= Acrylicize =

British design company

Acrylicize is a studio of artists, designers and craftsmen.

==History==

Acrylicize was founded in 2003 by artist James Burke during his final year while studying contemporary arts at Manchester Metropolitan University. The exhibition consisted of several ink-designed acrylic pieces with mock price tags which people took for real. After the majority of the exhibits had sold, Burke formed the company, and was joined by Paul Arad, a business graduate, joined six months later.
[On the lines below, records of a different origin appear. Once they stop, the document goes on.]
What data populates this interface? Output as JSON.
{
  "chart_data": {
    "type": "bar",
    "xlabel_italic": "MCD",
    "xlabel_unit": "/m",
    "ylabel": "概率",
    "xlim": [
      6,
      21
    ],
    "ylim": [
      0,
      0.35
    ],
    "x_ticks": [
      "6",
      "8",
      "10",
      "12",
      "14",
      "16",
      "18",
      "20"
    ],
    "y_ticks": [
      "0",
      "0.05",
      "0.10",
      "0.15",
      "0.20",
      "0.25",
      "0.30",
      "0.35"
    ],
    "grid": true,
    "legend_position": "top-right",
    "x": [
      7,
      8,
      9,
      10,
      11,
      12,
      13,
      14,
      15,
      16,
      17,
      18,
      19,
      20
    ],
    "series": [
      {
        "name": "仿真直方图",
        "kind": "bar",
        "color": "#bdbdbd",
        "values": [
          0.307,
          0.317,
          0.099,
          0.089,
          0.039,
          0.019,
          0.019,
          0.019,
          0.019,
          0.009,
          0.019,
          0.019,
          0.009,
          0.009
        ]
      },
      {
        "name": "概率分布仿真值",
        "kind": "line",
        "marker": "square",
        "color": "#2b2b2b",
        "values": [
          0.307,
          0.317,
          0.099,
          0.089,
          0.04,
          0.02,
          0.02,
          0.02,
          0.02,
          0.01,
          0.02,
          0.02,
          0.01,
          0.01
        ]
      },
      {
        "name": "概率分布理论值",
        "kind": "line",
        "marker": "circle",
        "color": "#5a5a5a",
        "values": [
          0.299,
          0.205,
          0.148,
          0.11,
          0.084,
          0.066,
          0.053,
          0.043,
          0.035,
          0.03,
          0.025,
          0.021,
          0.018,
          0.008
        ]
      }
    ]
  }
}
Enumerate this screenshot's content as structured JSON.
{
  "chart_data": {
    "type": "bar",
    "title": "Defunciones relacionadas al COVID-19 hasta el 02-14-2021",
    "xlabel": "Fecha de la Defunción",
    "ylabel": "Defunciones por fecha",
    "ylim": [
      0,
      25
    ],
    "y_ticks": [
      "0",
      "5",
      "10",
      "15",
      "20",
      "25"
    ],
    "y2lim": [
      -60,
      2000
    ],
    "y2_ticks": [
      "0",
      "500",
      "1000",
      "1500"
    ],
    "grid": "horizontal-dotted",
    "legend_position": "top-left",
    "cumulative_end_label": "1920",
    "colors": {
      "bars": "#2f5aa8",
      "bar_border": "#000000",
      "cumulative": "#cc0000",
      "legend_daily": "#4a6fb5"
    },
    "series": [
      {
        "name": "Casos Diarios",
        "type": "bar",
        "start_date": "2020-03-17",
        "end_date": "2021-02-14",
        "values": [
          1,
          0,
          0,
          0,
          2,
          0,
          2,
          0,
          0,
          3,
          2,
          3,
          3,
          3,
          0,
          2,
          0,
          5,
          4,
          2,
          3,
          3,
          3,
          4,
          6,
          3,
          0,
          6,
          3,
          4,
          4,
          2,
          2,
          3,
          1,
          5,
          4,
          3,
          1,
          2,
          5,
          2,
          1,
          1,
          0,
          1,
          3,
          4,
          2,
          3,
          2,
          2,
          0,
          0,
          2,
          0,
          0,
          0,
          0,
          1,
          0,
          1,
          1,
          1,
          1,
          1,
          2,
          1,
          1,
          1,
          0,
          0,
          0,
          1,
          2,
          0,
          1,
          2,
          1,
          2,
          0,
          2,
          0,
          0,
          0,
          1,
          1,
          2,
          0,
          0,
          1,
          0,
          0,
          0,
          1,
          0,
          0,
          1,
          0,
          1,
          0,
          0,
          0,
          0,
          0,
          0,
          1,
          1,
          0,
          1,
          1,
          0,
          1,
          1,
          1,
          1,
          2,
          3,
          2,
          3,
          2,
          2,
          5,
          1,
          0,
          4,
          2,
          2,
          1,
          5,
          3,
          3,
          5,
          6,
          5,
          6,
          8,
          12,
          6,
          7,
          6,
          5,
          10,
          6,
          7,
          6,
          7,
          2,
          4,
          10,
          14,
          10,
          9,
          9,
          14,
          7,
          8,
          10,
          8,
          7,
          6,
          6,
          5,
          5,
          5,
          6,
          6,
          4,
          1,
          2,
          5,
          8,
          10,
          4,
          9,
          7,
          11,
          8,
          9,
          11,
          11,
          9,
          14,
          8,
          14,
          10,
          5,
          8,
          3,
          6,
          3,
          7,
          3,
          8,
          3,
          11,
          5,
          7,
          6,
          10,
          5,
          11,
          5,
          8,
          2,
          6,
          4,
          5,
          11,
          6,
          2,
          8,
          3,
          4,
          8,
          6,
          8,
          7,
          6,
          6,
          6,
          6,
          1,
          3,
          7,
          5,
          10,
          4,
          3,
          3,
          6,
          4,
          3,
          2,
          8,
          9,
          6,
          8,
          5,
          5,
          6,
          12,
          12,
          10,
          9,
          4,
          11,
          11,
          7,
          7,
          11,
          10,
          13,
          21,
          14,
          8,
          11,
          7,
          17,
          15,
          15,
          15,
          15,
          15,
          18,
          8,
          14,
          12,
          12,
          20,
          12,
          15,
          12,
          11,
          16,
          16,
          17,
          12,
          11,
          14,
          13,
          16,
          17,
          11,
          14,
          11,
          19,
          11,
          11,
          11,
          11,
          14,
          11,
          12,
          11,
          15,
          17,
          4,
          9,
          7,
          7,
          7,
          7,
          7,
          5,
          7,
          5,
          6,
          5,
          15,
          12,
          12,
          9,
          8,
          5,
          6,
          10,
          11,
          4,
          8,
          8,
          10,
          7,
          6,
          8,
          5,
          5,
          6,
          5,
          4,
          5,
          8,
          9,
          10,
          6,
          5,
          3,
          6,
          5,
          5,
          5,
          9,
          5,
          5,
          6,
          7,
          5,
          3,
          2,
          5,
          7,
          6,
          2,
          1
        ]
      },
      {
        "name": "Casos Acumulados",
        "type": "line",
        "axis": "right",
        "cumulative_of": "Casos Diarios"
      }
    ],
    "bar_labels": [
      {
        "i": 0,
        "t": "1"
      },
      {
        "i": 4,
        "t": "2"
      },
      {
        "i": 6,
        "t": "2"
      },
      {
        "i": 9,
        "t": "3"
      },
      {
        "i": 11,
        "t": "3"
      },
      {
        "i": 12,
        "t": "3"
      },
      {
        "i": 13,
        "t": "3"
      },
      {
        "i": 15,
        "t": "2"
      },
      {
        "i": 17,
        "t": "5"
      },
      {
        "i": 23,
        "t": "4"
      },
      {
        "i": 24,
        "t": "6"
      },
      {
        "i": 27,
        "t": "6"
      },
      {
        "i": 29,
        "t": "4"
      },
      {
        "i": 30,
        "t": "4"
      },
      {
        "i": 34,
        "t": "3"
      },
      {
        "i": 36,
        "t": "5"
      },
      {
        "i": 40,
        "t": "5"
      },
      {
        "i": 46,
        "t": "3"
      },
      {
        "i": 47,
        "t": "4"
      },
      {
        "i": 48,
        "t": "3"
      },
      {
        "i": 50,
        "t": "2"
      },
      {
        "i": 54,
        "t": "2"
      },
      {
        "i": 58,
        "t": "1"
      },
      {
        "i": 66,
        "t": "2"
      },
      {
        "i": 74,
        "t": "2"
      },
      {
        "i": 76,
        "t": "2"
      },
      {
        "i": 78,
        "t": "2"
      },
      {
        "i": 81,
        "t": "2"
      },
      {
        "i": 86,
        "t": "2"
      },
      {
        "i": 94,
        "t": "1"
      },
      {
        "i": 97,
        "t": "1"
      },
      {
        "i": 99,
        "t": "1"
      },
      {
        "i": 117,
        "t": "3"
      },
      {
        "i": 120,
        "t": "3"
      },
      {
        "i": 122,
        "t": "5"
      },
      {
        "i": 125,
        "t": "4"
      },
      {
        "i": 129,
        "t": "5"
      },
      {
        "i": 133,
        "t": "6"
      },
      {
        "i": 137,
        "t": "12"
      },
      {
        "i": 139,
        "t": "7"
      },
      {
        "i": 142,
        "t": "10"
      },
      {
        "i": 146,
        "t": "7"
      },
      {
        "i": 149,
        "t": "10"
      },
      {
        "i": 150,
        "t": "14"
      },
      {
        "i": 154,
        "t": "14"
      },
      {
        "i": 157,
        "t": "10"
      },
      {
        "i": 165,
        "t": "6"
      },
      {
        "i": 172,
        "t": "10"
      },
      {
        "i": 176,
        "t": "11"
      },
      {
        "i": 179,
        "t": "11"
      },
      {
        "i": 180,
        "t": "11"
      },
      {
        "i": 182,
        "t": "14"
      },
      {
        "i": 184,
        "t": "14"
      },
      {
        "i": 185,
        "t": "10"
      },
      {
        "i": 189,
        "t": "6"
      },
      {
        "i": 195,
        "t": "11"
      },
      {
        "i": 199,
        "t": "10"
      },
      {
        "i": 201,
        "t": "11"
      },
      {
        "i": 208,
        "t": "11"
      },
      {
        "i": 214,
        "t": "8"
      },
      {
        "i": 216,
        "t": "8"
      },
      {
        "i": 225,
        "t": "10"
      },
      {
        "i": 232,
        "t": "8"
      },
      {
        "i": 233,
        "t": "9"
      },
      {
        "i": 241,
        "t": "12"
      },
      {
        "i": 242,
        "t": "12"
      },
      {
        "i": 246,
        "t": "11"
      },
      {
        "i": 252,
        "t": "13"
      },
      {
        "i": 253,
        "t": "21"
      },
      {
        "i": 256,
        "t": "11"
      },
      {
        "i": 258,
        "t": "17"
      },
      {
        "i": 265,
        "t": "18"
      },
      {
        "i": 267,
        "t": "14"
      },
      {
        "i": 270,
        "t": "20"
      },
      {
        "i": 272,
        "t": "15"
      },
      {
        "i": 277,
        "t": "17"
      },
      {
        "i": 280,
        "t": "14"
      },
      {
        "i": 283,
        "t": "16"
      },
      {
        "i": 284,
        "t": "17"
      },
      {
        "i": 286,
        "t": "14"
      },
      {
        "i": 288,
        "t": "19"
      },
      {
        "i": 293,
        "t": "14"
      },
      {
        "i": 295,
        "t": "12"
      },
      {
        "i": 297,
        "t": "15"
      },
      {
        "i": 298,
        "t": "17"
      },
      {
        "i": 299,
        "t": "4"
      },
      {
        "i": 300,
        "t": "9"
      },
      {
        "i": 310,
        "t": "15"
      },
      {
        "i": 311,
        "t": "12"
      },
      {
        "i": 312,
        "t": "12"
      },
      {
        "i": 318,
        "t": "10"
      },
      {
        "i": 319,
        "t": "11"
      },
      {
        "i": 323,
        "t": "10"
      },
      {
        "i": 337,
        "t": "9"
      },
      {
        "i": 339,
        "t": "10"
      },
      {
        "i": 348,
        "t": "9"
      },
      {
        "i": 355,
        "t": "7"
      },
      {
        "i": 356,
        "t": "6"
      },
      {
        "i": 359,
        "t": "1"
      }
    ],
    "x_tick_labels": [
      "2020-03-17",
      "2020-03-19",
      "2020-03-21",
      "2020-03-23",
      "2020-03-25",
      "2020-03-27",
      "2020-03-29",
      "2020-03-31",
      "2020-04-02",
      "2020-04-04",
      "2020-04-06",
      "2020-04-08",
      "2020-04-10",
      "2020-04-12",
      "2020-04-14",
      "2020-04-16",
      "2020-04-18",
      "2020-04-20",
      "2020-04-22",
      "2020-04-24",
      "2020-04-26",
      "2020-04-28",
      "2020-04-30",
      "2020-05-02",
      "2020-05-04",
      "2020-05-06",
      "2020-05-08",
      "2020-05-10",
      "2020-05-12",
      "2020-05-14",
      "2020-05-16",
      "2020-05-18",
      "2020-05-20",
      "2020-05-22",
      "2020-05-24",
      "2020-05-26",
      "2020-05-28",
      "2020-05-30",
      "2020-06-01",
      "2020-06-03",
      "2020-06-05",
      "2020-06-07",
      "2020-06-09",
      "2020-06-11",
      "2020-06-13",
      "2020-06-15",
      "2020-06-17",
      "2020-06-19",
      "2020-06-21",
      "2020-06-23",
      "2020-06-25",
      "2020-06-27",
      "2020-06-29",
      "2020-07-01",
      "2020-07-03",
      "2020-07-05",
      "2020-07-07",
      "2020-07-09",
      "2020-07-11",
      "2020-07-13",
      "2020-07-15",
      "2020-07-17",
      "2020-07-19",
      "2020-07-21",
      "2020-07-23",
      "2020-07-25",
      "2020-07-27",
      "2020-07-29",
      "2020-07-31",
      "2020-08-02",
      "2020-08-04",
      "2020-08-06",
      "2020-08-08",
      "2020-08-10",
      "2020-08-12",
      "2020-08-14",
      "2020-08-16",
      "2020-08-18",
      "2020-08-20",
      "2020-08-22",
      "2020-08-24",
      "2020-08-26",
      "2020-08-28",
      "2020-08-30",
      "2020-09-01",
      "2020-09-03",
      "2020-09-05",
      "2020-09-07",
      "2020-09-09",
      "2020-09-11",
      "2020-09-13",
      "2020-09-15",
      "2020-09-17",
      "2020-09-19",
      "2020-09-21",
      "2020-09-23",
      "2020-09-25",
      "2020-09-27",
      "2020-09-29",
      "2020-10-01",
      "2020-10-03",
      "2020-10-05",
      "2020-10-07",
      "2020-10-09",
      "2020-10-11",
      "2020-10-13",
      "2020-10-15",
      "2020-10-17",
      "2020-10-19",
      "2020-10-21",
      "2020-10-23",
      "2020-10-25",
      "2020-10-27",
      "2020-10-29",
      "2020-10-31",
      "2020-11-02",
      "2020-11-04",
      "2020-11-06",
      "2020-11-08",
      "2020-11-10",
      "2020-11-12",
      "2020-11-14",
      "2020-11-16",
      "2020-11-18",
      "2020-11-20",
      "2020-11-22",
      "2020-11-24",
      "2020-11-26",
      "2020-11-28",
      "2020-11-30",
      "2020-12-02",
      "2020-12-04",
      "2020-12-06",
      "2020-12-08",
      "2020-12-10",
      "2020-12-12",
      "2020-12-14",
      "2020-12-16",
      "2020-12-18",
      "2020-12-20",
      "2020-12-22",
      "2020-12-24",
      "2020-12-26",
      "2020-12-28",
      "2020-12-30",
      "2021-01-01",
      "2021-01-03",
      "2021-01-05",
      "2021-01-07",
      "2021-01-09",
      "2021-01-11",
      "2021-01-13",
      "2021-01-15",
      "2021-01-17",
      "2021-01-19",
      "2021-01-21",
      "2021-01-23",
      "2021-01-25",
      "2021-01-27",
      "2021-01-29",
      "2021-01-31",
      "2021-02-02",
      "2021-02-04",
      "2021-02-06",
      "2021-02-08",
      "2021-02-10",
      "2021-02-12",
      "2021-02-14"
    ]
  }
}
Acrylicize's commissions include Spotify, Amazon, Microsoft, Wimbledon Tennis Club, The Coca-Cola Company, H. J. Heinz Company, Google, Moet Hennessey, Deloitte and Touche, Helical Bar, University of Hull campus, Heathrow Airport Terminals 3 & 5, London Luton Airport, the BBC Media Village in White City, Addison Lee and The Office Group and others. Acrylicize completed interior work for several of the UK's stadiums including Wembley Stadium, the Emirates Stadium, Twickenham and the Millennium Stadium in Cardiff.

==Awards==

In November 2014, Acrylicize were named 'Breakthrough Talent' at the FX Awards, hosted by FX Magazine. They were also awarded 'Best Product Award' from the British Interior Design Association in 2003. In 2010, they were nominated for Business of the Year at the TrainE-TradiE awards. In 2012, Acrylicize were awarded the TrainE TraidE Business of the Year title.

==Media coverage==

Articles covering Acrylicize have been published in The Independent, The Evening Standard, Metro, the front cover of FX, OnOffice, Hypebeast and Design Exchange, and others.